In 1950, General Douglas MacArthur sought authorization to use as many as 30 atomic bombs against Chinese troops crossing the border into Korea. In 1954, France pleaded with US President Eisenhower to use nuclear bombs to save its encircled troops at Dien Bien Phu. In 1962, Kennedy himself threatened to use nuclear weapons during the Cuban Missile Crisis. In 1973, Israel, facing defeat during the initial days of the Yom Kippur War, came close to using nuclear weapons against Egypt.
Desperation and recklessness may describe the moods gripping Washington and Moscow, but not their source. A political explanation must be found for this behavior.
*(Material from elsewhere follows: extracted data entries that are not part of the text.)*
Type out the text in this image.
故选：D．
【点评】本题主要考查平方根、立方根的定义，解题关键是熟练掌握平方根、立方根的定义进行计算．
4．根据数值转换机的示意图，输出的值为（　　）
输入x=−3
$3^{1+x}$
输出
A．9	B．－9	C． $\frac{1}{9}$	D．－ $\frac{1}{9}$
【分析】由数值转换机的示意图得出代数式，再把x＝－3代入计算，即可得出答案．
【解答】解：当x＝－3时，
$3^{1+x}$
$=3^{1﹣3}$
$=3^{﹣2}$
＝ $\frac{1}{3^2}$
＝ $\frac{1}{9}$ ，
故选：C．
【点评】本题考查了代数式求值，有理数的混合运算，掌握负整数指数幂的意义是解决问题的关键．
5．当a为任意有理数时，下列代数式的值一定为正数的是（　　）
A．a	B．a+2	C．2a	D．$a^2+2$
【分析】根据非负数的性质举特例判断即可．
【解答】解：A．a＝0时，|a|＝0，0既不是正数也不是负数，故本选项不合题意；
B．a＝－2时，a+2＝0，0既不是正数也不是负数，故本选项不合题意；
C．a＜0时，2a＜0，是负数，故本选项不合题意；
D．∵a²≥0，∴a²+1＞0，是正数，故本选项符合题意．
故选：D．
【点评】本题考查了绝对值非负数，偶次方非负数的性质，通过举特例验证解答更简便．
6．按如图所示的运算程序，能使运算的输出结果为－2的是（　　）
The desperation of the Putin regime arises from the fact that it is confronted with the consequences of the dissolution of the USSR, a historic betrayal that set into motion all the subsequent socioeconomic and political disasters. In dissolving the Soviet Union, the Stalinist bureaucracy deluded itself into believing that Lenin’s analysis of imperialism was nothing more than a Marxian myth. But this “myth” has proven to be true. Thirty years after the collapse of the USSR, Russia is confronted with a war by the imperialist powers aimed at dismembering it.
Despite the disasters created by the invasions of Iraq, Afghanistan, Libya, and Syria, the American ruling class believes that through war it can somehow stave off the growth of working-class opposition that haunts them.
Amidst all of this, there is no frank statement of the implications of the likely consequences of nuclear war. Politicians, high-ranking military personnel, and the media are talking nonchalantly about an event that could lead to the annihilation of hundreds of millions, even billions, of people.
What accounts for the difference between the response to the Cuban Missile Crisis and the situation today? Ultimately, the fact that the Cuban Missile Crisis did not lead to nuclear war can be attributed to the character of the political period. In the 1960s American imperialism was passing through the era of the postwar capitalist boom. The Soviet Union, encompassing one-sixth of the world’s land mass, was in an immeasurably stronger position than the desperate and encircled Russian state.
Putin’s national chauvinism and xenophobia offer no alternative to the crisis created by US imperialism. Putin, speaking for a parasitic Russian oligarchy, fears the Russian working class even more than he does the US and the West. His response to the disaster created by the dissolution of the USSR blends the medieval obscurantism of Tsarist Russia with the counterrevolutionary nationalist politics of Stalinism.
No faith can be placed on the “reasonableness” of the American or Russian oligarchies. The pandemic has already revealed the utter indifference to human life, both of the Kremlin regime, which has accepted the death of 400,000 people in Russia, and the imperialist ruling class in the US and Europe, whose “herd immunity” policies have led to millions of deaths worldwide.
The reckless actions of governments that are leading the world to disaster must be countered by a global mass anti-war movement of the working class and youth.
The working class must demand the immediate end to this reactionary war. It is necessary to unify the struggle by workers in defense of their social and democratic rights with the struggle against war.
The building of a new anti-war movement must be based on the perspective of international socialism, rejecting all forms of nationalism and xenophobia and fighting for the unity of workers in every country.